I will protect your pensions. Nothing about your pension is going to change when I am governor. - Chris Christie, "An Open Letter to the Teachers of NJ" October, 2009

Saturday, May 18, 2013

Latest "Chiefs For Change" Fail: Bowen in ME

For the next installment of our "Chiefs For Change Fail" series, let's head up north to Maine, where the very reformy Stephen Bowen has had to confront the reality that his push for virtual learning is hardly universally popular:
A group of digital-education experts is recommending that Maine create an online directory to help school districts and teachers find, choose and write reviews of digital learning resources. 
But the 17-member group's report and "digital learning strategy" is most notable for what it doesn't recommend: the sweeping policy changes advocated by former Florida Gov. Jeb Bush's Foundation for Excellence in Education, which seek to remove a range of state restrictions and limitations on how digital learning products are accessed, supervised and funded. 
The six-page report, overseen and composed by Maine Education Commissioner Stephen Bowen, suggests that Gov. Paul LePage's administration has slowed its effort to implement the controversial provisions of the Bush foundation's Digital Learning Now! initiative. [emphasis mine]
Jeb!'s FEE is, of course, nothing more than a front for the education-industrial complex, especially the virtual learning sector. FEE has basically written the legislation in Maine that would have opened the floodgates to virtual schools, which have a terrible track record nationwide.
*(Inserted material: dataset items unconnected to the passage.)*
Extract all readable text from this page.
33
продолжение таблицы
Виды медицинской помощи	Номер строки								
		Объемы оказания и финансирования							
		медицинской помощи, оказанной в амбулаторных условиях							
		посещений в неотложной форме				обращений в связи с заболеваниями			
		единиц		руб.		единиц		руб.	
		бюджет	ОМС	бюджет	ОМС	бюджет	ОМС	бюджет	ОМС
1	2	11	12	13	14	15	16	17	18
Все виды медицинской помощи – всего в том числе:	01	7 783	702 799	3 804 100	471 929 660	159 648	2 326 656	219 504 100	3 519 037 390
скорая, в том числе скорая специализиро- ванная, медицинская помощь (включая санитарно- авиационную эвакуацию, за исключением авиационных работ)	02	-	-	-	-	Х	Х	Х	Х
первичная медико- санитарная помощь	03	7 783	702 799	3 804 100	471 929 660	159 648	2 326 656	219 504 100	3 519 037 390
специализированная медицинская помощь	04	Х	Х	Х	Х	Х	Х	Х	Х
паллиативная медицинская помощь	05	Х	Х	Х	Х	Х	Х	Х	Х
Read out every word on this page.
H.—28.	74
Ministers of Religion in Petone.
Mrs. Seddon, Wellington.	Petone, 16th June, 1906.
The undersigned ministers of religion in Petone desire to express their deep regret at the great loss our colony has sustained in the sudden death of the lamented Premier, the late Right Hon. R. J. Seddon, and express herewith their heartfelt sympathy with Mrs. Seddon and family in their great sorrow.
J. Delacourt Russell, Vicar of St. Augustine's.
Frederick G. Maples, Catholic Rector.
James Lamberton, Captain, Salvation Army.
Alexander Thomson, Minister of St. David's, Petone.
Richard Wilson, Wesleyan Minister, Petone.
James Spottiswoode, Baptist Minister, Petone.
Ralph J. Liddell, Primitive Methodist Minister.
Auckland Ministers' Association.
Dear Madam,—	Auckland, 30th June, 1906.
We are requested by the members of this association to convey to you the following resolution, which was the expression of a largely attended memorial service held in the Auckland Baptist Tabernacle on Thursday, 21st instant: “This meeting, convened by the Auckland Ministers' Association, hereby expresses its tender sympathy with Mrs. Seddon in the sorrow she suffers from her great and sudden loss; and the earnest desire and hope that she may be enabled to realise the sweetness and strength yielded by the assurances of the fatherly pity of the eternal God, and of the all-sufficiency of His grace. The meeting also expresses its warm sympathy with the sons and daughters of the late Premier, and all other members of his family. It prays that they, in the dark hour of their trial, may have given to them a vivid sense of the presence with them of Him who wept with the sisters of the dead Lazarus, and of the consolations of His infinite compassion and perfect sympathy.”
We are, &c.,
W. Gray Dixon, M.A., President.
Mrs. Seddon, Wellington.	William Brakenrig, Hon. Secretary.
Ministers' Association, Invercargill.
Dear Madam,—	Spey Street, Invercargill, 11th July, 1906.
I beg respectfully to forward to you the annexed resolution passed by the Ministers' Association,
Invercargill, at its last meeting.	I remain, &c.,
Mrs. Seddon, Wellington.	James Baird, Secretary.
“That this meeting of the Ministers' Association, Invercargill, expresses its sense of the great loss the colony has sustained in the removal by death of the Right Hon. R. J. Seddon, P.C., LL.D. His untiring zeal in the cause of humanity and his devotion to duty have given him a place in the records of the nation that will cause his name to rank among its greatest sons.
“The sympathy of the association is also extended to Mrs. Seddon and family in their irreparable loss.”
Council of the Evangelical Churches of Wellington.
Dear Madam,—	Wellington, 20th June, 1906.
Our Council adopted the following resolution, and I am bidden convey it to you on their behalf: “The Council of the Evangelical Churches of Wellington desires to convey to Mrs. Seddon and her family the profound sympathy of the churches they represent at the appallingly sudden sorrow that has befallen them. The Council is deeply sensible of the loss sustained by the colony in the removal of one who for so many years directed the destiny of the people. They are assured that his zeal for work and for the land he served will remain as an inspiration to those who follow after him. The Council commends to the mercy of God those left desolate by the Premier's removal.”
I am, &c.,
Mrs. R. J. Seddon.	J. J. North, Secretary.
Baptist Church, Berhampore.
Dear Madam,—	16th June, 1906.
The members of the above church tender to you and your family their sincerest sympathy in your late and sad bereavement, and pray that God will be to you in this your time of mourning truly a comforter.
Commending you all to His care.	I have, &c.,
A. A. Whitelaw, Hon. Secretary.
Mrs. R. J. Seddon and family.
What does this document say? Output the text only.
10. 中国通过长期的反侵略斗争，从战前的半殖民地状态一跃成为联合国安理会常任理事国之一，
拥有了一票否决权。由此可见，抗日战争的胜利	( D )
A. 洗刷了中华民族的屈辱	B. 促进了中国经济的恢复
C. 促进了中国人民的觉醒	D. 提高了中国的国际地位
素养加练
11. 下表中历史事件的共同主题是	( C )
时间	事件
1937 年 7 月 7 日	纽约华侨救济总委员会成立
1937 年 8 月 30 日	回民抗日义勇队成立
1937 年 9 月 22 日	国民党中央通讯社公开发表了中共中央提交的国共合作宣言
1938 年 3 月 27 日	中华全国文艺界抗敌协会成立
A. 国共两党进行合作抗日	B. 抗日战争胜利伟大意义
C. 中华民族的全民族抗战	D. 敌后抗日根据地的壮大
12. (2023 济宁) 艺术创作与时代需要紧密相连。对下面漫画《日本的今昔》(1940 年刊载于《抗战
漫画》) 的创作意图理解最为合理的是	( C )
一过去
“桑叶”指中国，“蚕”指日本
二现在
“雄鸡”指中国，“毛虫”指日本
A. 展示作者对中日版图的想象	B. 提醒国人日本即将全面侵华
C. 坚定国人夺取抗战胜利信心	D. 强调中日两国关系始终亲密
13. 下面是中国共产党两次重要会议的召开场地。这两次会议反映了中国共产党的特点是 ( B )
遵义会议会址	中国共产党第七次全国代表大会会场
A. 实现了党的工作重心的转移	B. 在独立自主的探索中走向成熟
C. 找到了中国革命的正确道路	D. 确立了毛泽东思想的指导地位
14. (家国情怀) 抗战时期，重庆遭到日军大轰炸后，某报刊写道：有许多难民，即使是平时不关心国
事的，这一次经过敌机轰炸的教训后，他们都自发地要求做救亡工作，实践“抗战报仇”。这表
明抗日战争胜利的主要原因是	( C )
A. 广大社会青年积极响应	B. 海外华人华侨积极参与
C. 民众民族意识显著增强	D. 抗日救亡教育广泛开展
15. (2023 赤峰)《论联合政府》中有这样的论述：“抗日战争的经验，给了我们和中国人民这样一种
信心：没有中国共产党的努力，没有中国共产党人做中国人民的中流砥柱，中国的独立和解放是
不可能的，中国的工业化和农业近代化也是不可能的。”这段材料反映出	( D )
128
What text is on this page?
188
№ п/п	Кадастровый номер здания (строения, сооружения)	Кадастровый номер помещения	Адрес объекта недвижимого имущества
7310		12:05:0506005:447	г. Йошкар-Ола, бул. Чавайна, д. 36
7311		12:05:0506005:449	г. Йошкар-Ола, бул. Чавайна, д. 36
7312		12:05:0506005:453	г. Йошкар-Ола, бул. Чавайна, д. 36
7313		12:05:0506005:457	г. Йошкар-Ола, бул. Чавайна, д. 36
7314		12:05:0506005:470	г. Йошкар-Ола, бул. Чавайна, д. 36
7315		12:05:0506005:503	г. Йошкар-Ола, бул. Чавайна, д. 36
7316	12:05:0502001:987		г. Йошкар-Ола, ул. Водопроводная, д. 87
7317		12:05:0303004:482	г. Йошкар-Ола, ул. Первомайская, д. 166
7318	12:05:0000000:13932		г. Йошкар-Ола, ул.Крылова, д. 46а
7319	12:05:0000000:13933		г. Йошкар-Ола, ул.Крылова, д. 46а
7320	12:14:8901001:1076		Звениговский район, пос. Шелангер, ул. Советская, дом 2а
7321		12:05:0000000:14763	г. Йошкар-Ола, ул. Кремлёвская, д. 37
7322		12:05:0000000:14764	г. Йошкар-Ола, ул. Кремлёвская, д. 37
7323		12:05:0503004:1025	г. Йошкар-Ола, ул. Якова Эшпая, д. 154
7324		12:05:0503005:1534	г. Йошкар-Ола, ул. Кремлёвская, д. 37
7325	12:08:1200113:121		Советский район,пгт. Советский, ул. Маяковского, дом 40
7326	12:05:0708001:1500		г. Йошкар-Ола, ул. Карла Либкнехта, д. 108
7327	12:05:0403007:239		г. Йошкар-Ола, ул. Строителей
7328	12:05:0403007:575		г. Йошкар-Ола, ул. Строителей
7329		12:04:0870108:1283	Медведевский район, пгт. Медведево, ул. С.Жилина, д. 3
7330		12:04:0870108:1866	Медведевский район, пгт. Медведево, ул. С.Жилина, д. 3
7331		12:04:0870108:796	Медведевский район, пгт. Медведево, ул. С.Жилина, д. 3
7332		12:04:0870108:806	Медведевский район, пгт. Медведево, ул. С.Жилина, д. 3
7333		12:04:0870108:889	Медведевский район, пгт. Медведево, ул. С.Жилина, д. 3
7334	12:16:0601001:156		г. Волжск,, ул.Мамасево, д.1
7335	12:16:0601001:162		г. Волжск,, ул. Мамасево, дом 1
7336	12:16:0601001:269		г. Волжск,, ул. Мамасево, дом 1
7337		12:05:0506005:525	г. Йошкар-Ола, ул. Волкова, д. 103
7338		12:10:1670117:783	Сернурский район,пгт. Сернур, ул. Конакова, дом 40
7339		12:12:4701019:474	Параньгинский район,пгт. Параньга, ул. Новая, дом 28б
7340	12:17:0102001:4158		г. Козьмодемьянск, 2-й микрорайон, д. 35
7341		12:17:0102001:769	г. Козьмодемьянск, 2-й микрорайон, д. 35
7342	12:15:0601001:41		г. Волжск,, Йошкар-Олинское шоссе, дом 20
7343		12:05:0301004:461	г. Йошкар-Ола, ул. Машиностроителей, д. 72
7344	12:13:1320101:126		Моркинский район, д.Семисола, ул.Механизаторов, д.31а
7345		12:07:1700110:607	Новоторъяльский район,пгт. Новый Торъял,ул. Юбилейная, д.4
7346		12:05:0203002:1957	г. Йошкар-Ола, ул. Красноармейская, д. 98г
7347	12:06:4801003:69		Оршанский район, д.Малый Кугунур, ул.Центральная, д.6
Well, unlike many other states, at least the Democrats in Maine have figured out that giving buckets of money to the Tisch family so they can slap up "schools" with no requirements for instructional time or class size is probably a losing proposition with the voters:
The nation's two largest online-education companies -- K12 Inc. and Connections Learning -- have been seeking to manage virtual charter schools in Maine, but have been rebuffed by the Maine Charter School Commission.
Virtual charter schools -- which are funded by taxpayers -- have a poor record nationally. In other states, K12 Inc. has faced investigations and the revocation of charters for some of its schools.
In party-line votes Monday, the Legislature's Education Committee recommended passage of bills that would impose a moratorium on virtual charter schools and effectively ban for-profit charter schools.
Of course, you can count on Governor Paul LePage to veto any such moratorium; after all, that's why K12 Inc. pays him the big bucks.

Unfortunately for LePage and Bowen, all that campaign money, and all that lobbying by K12, can't change the sad fact that virtual schooling is a disaster that the voters do not want to support. And they can try to back away from it now, saying they're "slowing down" because "there's more work to be done," but that won't change the fact that cyber charters suck.

If LePage and Bowen want to keep their jobs, they're going to have to decide who they are loyal to: Jeb! Bush, the Tisches, and K12 Inc....

... or the taxpayers and students of Maine.

If Bowen puts the students' needs first, how can I make any money?!